Jacob Lawrence, "Protest Rally" (1969)
Jacob Lawrence, Protest Rally (1969)
Can a Game Be Literature?

Mark's Pages

August 27, 2003:

Packed plaza, people pressed body to body, moving with difficulty through the enormous crowd.

Behind you two college-age men notice your digital camera. The one says pointedly to his friend, voice raised, "Why are there so many people with cameras? They must be cops or something."

You spin down on them so vehemently that they'd each retreat four or five feet if the crowd would let them.

"Dumbfuck," you say succinctly. "The cops are the people on the rooftops with the video cameras and telephoto lenses." You point to the somewhat ostentatious police surveillance teams who are, indeed, unmistakable.

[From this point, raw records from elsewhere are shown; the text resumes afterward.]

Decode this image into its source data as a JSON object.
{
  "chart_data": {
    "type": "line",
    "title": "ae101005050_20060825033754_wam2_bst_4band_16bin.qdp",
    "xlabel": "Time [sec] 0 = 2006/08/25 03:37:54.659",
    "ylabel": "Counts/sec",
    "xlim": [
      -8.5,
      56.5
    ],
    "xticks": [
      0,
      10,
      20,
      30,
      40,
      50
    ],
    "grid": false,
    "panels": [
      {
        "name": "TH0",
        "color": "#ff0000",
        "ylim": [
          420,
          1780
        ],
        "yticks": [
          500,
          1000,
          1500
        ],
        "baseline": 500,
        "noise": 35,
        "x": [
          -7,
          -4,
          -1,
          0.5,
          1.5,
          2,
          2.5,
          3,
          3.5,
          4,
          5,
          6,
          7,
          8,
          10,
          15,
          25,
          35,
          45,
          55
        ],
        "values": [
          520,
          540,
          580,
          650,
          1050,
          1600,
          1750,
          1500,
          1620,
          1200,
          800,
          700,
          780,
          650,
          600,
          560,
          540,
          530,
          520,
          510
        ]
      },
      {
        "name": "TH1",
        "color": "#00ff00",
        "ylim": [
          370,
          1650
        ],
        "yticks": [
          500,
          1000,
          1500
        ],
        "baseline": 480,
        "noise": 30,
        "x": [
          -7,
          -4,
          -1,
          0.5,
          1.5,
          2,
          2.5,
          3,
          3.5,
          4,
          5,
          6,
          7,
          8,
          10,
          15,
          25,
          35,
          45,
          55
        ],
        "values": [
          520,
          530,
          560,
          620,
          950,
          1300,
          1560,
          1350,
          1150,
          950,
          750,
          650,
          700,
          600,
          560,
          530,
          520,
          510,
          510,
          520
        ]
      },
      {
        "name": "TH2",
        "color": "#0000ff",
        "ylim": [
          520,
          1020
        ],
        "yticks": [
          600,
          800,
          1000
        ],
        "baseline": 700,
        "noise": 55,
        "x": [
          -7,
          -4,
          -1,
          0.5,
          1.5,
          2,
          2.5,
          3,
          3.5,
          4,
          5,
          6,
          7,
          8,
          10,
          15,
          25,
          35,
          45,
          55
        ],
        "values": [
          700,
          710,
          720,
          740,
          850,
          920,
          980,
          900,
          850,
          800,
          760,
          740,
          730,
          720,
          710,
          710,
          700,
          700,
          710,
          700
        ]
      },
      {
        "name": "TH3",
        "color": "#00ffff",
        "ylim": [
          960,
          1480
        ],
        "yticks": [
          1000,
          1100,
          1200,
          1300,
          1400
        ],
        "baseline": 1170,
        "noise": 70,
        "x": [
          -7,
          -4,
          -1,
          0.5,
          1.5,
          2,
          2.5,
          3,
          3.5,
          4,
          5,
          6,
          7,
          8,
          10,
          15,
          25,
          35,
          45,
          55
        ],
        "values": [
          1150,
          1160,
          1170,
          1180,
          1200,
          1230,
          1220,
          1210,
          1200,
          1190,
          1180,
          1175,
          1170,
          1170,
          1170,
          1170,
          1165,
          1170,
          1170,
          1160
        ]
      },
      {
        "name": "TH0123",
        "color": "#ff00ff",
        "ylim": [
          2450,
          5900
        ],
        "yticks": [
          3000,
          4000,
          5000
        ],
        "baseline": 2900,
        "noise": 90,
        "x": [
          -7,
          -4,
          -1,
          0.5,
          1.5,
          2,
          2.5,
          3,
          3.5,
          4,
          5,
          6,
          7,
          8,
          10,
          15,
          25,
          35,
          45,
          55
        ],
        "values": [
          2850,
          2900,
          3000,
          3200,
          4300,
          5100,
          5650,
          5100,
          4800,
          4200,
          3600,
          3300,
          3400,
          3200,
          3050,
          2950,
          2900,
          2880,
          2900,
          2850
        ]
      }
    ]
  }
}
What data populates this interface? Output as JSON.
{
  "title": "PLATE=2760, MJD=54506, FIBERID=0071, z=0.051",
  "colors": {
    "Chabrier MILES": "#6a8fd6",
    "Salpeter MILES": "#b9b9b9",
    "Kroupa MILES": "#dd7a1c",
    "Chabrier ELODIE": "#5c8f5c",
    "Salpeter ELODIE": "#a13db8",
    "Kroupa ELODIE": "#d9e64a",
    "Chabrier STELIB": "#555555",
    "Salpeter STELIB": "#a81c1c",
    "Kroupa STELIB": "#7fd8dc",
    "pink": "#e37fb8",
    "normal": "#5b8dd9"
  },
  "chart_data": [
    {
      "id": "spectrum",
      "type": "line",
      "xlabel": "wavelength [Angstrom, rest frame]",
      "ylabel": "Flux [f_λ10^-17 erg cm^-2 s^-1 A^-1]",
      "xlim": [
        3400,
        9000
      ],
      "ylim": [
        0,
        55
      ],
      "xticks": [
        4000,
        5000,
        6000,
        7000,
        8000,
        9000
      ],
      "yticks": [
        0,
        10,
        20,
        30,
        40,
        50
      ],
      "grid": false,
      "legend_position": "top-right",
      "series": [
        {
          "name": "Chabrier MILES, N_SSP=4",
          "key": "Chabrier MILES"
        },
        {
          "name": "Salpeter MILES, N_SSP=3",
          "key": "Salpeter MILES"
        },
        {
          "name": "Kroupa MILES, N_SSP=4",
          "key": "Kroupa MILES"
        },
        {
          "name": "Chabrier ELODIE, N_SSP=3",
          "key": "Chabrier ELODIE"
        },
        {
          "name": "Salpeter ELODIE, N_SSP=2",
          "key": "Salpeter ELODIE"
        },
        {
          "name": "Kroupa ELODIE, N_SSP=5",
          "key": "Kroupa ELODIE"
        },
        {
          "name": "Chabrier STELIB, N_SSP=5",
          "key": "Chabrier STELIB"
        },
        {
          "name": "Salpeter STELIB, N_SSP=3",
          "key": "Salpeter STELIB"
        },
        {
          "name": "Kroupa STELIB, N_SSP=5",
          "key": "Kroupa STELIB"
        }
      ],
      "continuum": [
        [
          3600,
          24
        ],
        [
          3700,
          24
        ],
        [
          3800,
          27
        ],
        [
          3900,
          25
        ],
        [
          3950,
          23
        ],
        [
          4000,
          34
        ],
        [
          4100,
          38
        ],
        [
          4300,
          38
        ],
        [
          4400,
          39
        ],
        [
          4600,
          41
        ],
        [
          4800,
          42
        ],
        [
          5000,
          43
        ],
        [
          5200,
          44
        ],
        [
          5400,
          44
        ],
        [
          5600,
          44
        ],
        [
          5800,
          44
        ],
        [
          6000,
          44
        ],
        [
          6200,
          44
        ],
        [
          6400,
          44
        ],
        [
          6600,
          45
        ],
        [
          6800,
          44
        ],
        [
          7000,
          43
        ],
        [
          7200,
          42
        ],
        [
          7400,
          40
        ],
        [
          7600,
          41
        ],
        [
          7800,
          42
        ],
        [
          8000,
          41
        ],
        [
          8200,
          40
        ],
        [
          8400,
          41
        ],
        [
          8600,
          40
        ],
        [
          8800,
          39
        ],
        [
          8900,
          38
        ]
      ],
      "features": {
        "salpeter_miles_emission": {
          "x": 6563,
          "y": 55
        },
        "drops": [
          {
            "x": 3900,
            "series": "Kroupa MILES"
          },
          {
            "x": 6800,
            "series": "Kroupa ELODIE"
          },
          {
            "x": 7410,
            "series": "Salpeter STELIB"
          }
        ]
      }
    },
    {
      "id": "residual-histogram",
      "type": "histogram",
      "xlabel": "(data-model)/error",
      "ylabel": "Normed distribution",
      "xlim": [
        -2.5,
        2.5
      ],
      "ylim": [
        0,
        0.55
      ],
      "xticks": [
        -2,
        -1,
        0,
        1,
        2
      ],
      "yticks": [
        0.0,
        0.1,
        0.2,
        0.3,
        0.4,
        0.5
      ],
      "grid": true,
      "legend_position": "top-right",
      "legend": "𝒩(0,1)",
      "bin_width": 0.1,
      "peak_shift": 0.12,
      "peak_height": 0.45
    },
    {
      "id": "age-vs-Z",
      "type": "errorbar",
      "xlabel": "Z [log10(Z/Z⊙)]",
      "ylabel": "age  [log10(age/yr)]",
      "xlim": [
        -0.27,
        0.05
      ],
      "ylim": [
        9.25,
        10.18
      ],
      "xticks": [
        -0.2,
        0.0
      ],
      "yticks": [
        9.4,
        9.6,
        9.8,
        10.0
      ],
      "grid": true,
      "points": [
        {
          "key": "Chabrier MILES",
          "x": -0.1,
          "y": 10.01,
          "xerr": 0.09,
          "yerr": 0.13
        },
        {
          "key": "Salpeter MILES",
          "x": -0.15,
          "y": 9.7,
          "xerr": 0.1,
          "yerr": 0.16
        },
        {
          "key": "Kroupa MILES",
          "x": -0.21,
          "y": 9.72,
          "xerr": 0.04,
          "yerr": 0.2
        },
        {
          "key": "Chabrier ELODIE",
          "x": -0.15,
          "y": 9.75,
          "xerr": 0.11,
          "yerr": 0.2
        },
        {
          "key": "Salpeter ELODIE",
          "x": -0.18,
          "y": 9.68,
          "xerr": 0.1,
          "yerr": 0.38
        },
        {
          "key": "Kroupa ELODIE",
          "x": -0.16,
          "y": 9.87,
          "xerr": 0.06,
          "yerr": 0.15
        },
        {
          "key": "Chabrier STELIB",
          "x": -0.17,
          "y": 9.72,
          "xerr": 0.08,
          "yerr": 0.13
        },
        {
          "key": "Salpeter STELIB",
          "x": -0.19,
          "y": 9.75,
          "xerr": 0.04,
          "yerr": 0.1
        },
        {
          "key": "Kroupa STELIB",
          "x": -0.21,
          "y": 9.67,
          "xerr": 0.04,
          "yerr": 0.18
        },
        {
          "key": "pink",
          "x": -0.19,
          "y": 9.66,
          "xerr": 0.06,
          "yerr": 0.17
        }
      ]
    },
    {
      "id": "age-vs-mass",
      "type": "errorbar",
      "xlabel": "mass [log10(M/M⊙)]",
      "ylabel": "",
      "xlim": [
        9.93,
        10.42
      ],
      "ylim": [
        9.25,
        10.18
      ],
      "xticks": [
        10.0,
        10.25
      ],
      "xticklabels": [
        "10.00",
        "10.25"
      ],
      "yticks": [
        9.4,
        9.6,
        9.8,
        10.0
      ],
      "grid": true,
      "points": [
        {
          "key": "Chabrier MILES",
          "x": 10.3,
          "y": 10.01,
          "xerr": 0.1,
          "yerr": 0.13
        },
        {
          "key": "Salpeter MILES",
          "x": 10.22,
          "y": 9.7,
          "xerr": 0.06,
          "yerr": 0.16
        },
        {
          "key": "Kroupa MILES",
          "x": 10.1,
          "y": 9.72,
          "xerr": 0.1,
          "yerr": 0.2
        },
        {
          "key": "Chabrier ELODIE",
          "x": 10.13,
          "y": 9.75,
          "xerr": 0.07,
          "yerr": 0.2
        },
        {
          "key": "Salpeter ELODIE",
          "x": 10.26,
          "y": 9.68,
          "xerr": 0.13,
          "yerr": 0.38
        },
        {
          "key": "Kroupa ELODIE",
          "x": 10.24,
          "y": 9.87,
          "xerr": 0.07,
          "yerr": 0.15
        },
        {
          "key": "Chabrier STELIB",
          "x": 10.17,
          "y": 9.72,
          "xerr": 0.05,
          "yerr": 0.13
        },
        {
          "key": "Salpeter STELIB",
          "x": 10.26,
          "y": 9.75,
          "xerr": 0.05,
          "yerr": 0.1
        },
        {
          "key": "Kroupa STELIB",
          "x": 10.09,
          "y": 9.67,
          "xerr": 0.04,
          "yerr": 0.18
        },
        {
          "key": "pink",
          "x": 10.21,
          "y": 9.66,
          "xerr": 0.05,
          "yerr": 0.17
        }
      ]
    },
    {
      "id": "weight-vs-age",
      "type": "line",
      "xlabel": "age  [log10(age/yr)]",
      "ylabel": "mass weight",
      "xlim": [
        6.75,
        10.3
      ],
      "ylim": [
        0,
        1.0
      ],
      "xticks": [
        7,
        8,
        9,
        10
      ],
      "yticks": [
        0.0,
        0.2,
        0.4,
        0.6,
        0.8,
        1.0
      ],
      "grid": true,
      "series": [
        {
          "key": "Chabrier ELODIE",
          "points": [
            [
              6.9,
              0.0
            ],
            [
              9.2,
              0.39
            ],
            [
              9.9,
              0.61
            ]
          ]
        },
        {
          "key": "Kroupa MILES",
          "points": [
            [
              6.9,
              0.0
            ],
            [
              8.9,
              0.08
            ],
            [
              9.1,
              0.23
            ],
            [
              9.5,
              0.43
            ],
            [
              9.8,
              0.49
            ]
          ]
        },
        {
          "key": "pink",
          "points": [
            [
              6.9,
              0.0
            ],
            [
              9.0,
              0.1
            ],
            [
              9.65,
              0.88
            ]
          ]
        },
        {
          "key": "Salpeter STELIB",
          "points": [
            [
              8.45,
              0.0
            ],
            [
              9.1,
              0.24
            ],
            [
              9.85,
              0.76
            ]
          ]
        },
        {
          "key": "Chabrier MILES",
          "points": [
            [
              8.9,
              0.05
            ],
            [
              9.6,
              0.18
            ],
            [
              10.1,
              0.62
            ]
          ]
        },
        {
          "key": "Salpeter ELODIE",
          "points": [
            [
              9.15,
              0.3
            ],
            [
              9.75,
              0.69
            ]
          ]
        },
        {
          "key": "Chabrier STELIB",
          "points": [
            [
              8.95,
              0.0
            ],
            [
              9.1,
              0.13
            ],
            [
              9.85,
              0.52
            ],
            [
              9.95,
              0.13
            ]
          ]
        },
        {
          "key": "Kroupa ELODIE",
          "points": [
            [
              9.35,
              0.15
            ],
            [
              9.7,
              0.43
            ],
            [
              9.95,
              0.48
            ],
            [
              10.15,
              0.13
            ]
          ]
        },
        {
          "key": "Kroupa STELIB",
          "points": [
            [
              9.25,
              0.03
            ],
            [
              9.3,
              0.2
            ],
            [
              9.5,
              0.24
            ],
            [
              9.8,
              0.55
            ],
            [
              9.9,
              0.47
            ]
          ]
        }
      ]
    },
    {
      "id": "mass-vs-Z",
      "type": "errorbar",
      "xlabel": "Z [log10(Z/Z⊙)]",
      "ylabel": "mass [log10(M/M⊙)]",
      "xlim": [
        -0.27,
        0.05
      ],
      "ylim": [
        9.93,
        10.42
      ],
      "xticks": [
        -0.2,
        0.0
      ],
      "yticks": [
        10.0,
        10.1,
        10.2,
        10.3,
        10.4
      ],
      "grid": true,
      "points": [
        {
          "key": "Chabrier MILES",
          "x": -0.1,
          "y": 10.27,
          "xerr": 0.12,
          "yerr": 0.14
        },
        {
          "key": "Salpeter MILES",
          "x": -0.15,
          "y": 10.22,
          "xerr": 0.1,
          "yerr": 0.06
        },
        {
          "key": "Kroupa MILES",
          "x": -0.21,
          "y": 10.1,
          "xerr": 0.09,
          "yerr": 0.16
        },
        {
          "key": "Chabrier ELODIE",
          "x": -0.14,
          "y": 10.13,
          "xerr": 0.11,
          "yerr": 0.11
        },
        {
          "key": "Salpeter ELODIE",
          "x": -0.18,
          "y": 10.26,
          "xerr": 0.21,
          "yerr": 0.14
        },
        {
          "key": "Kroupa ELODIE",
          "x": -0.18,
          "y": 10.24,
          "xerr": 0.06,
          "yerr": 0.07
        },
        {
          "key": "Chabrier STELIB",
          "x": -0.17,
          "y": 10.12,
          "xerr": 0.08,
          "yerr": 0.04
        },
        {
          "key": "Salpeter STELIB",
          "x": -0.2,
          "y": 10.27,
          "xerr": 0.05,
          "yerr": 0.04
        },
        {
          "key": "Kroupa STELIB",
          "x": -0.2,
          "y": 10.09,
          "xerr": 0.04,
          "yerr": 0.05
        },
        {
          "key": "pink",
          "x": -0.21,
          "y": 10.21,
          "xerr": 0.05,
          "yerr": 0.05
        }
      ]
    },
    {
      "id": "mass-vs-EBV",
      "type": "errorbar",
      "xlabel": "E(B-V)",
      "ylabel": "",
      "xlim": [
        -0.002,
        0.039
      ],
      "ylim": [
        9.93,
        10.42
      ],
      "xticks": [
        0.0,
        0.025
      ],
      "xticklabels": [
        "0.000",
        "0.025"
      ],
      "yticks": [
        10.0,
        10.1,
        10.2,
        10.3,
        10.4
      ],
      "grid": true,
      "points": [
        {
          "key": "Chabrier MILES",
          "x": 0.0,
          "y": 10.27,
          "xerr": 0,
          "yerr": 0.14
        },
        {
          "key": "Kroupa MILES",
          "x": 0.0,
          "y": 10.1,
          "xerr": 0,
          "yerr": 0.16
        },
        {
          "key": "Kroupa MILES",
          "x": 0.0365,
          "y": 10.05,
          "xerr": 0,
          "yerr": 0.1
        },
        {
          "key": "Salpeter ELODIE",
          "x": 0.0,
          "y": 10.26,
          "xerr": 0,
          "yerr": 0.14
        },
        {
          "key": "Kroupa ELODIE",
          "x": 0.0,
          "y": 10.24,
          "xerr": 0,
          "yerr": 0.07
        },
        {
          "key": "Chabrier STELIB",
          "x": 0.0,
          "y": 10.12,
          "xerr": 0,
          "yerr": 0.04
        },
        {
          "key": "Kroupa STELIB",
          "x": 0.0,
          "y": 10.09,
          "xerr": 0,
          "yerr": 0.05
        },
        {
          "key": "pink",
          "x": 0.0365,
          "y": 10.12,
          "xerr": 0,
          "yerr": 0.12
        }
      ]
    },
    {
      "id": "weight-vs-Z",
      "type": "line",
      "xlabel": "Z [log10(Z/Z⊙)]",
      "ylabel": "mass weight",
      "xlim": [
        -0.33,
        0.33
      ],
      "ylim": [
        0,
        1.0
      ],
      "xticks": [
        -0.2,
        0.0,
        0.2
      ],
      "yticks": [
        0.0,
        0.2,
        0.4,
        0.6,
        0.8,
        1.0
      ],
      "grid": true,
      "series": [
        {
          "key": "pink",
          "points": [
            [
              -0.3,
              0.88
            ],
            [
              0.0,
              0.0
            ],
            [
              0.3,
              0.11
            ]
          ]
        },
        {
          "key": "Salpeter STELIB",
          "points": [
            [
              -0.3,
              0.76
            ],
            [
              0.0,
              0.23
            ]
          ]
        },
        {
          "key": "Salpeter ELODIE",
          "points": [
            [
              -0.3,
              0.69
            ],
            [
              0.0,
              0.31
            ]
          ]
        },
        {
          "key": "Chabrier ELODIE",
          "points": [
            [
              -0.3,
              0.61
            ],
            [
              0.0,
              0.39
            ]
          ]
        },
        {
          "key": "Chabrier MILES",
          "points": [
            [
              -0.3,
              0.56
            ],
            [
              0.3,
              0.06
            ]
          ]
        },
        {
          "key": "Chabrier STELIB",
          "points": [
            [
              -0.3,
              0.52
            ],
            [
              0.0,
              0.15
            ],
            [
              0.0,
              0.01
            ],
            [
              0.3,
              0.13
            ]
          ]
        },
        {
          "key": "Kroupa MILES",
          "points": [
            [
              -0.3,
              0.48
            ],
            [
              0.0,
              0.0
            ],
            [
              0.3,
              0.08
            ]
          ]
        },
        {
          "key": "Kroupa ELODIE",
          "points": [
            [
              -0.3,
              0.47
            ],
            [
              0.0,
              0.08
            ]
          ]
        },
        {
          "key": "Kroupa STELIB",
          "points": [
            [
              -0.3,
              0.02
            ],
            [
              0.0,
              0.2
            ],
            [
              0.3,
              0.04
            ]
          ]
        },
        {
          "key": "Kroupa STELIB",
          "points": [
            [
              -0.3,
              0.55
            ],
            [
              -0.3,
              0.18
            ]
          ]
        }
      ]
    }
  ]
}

"The people in the crowd taking pictures are from the alternative press, or are organizers of the rally. We're here to document the size of the turnout, so that when the police and Fox News lie about our numbers we can publish a more realistic account." You scowl, they cringe. "Why don't you find the nearest fucking clue store and buy yourself something extra large?"

You turn and put an end to this brief encounter, thinking two contradictory things. First, that the reason we always lose is that we attract the helplessly inept. Second, that you should never participate in one of these things without first attending to your blood sugar.